Why does she think I am keeping shed 4 a mystery? I know no more than her- I’ve not gone in, and now she is expcting me to show it to her tomorrow. She seems really creeped out by Marco, and I suggested he pick some flowers for her tomorrow.
I saw her this afternoon walking down to the lake, and I ran to catch her, but she ducked inside the library. I was going to follow her in, but found this curious sheet of paper that had slipped out of her backpack:

On the back it was scribbled “be #4life”. I did not know what to make of it until I saw that one of our students had done the blackout poetry assignment. With some guesswork, I laid the found paper over a print out of Martha’s recent camp post Embedding is #4life- on its surface, this was a very important message for our students, and Martha writes them so well.

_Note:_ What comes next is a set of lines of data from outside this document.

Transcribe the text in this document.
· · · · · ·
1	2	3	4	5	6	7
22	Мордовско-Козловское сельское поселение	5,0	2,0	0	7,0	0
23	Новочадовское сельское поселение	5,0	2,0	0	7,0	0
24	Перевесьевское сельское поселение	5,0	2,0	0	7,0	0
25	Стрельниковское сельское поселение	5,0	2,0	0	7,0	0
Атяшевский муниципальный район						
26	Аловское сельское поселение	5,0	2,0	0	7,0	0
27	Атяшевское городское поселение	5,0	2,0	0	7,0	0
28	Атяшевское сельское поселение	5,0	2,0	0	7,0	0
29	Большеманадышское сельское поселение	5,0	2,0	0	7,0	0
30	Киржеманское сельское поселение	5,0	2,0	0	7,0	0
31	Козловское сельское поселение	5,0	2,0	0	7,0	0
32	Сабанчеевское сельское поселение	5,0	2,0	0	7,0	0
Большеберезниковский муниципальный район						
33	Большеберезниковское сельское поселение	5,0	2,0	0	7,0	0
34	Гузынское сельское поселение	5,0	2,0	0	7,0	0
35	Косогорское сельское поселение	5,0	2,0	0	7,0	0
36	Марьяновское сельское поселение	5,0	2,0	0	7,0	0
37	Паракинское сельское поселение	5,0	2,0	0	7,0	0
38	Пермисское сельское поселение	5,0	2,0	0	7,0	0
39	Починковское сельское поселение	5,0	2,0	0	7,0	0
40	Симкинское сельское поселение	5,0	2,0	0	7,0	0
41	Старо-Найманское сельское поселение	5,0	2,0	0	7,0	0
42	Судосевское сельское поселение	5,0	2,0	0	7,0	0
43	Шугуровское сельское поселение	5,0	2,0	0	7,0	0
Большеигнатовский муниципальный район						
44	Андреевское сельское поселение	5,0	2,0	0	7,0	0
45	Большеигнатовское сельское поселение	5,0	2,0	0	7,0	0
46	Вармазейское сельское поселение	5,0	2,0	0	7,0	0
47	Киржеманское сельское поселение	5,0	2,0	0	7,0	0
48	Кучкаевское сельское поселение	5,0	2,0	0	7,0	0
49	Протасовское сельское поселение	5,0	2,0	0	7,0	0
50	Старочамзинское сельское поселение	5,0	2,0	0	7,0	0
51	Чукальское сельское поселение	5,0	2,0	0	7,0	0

But see why I am worried now? I get this message by combining what I found with her blog post:

I get:
I see ways I could share ways I want to link what I did there, a poopy way, I have to look at a prettier way to get to a bunch of other stuff
Its cryptic, but she seems stuck on the things that happened last year. What is a “prettier way” - is it being nice to me? And what is this other stuff she wants to get to?

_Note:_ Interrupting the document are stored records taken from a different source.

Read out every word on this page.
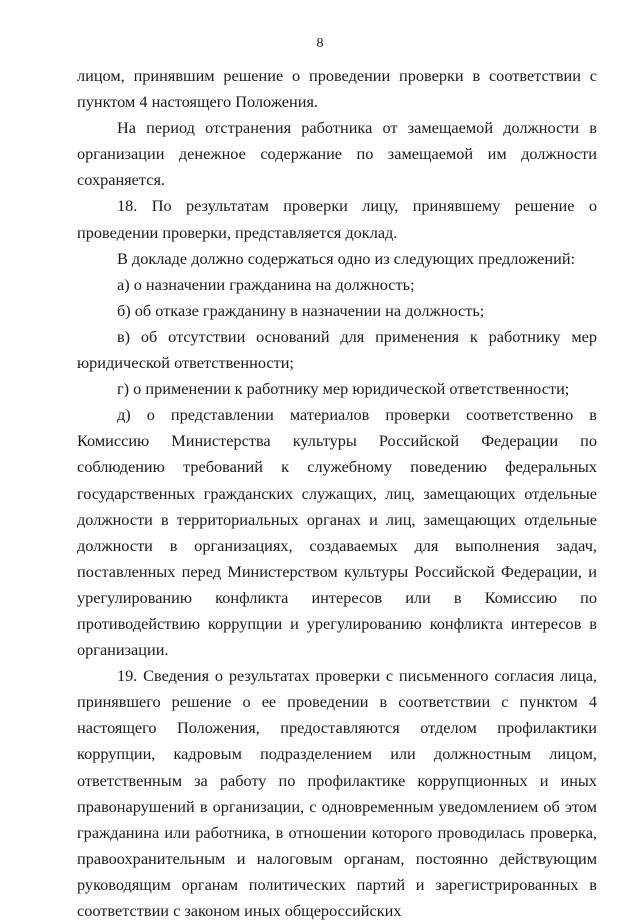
8

лицом, принявшим решение о проведении проверки в соответствии с пунктом 4 настоящего Положения.

На период отстранения работника от замещаемой должности в организации денежное содержание по замещаемой им должности сохраняется.

18. По результатам проверки лицу, принявшему решение о проведении проверки, представляется доклад.

В докладе должно содержаться одно из следующих предложений:

а) о назначении гражданина на должность;

б) об отказе гражданину в назначении на должность;

в) об отсутствии оснований для применения к работнику мер юридической ответственности;

г) о применении к работнику мер юридической ответственности;

д) о представлении материалов проверки соответственно в Комиссию Министерства культуры Российской Федерации по соблюдению требований к служебному поведению федеральных государственных гражданских служащих, лиц, замещающих отдельные должности в территориальных органах и лиц, замещающих отдельные должности в организациях, создаваемых для выполнения задач, поставленных перед Министерством культуры Российской Федерации, и урегулированию конфликта интересов или в Комиссию по противодействию коррупции и урегулированию конфликта интересов в организации.

19. Сведения о результатах проверки с письменного согласия лица, принявшего решение о ее проведении в соответствии с пунктом 4 настоящего Положения, предоставляются отделом профилактики коррупции, кадровым подразделением или должностным лицом, ответственным за работу по профилактике коррупционных и иных правонарушений в организации, с одновременным уведомлением об этом гражданина или работника, в отношении которого проводилась проверка, правоохранительным и налоговым органам, постоянно действующим руководящим органам политических партий и зарегистрированных в соответствии с законом иных общероссийских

I really do not want to alarm the home office, and honestly, it feeds into the paranoia I already feel, and the lack of trust. So I am sitting on this and looking for more clues. It might backfire to not report to CVI, but they just take my stuff in and never give me much feedback. They just give orders.

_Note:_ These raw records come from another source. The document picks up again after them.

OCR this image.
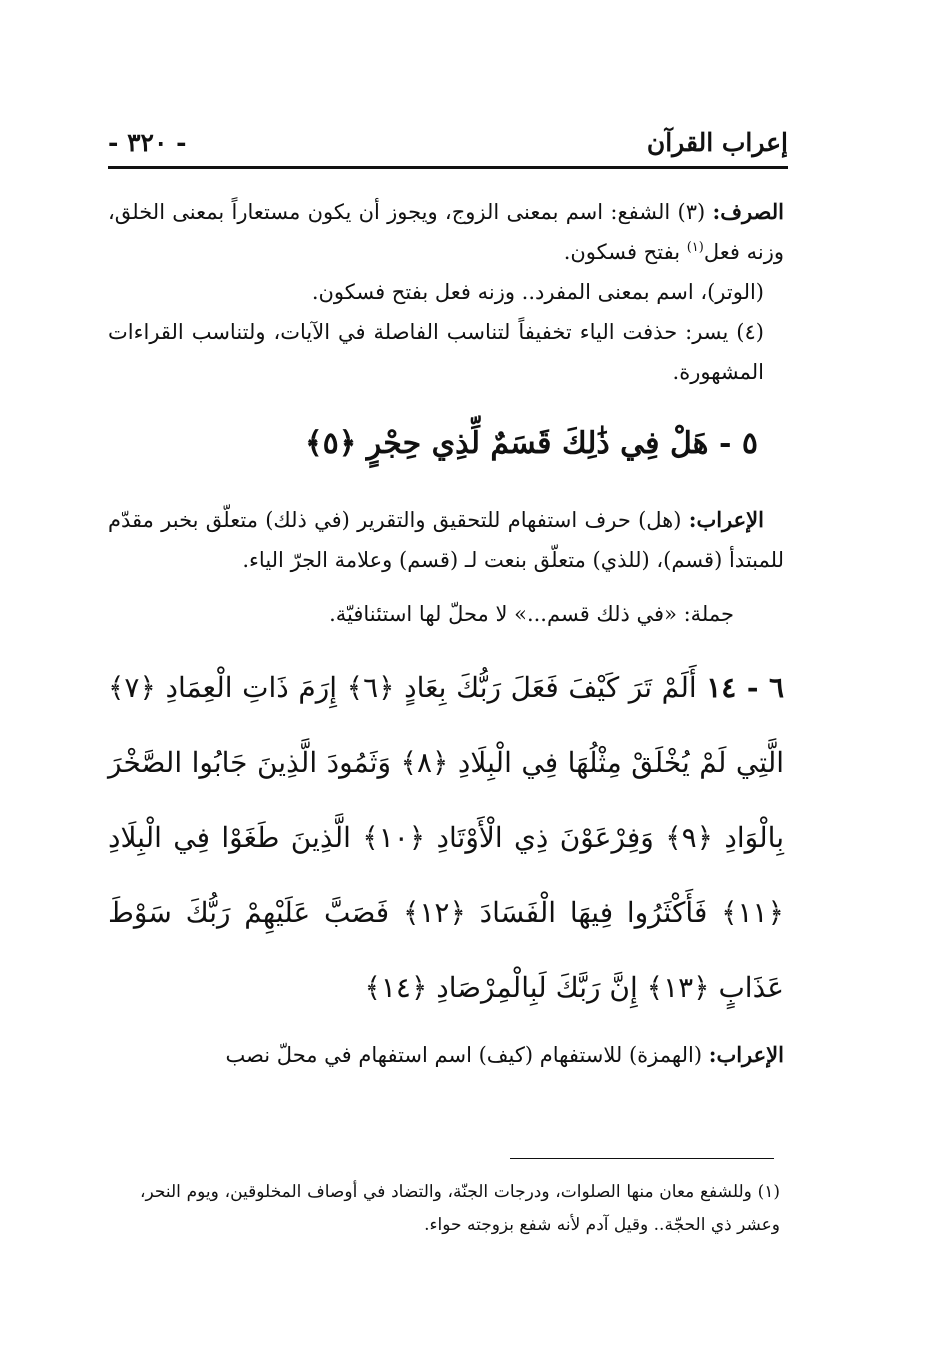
- ٣٢٠ -	إعراب القرآن

الصرف: (٣) الشفع: اسم بمعنى الزوج، ويجوز أن يكون مستعاراً بمعنى الخلق، وزنه فعل$^{(١)}$ بفتح فسكون.

(الوتر)، اسم بمعنى المفرد.. وزنه فعل بفتح فسكون.

(٤) يسر: حذفت الياء تخفيفاً لتناسب الفاصلة في الآيات، ولتناسب القراءات المشهورة.

٥ - هَلْ فِي ذَٰلِكَ قَسَمٌ لِّذِي حِجْرٍ ﴿٥﴾

الإعراب: (هل) حرف استفهام للتحقيق والتقرير (في ذلك) متعلّق بخبر مقدّم للمبتدأ (قسم)، (للذي) متعلّق بنعت لـ (قسم) وعلامة الجرّ الياء.

جملة: «في ذلك قسم...» لا محلّ لها استئنافيّة.

٦ - ١٤ أَلَمْ تَرَ كَيْفَ فَعَلَ رَبُّكَ بِعَادٍ ﴿٦﴾ إِرَمَ ذَاتِ الْعِمَادِ ﴿٧﴾ الَّتِي لَمْ يُخْلَقْ مِثْلُهَا فِي الْبِلَادِ ﴿٨﴾ وَثَمُودَ الَّذِينَ جَابُوا الصَّخْرَ بِالْوَادِ ﴿٩﴾ وَفِرْعَوْنَ ذِي الْأَوْتَادِ ﴿١٠﴾ الَّذِينَ طَغَوْا فِي الْبِلَادِ ﴿١١﴾ فَأَكْثَرُوا فِيهَا الْفَسَادَ ﴿١٢﴾ فَصَبَّ عَلَيْهِمْ رَبُّكَ سَوْطَ عَذَابٍ ﴿١٣﴾ إِنَّ رَبَّكَ لَبِالْمِرْصَادِ ﴿١٤﴾

الإعراب: (الهمزة) للاستفهام (كيف) اسم استفهام في محلّ نصب

(١) وللشفع معان منها الصلوات، ودرجات الجنّة، والتضاد في أوصاف المخلوقين، ويوم النحر، وعشر ذي الحجّة.. وقيل آدم لأنه شفع بزوجته حواء.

This week’s update from Camp Magic Macguffin. I’ve been supervising some work on the new orientation center, and it features a new outdoor activity area that can be used any time day or night, including a rock climbing wall that extends deep into the upper reach of Hairpin Canyon.
Today’s camp report, all is happy and rainbow-ish among the campers. The toll on keeping up the cheerfulness is high, and the headaches are still intense, even with the tylonel with codeine. Anyhow, I did my survey work on the new camp property, and filed my photos and reports to Mr E. The guy never says thanks or even lets me know if I am doing what they want.
I also took the mystery package to Marco, the facilities guy, who really does not seem to trust me. He kept asking me if I had looked at it, and he probably knows I am lying. He kept glancing over my shoulder as he walked off, like he was checking to see if I was following.
I went the other way, but his work boots and limp are so noticeable it did not take a freaking Apache Scout to find he had taken it to that locked up blue shed on the west side of Lake Macguffin. It’s closed up, and has no windows, but emits a steady hum.
And then people keep whispering and sliding my notes on the door wondering about Jim Groom. He’s right here, people see him and laugh at his jokes during arts and crafts, and he keeps giving the little kids in bunk 2 wedgies.
The whole pressure of keeping anything bad from happening at camp is tremendous. I need your help to make sure that the rainbow meter stays at 11.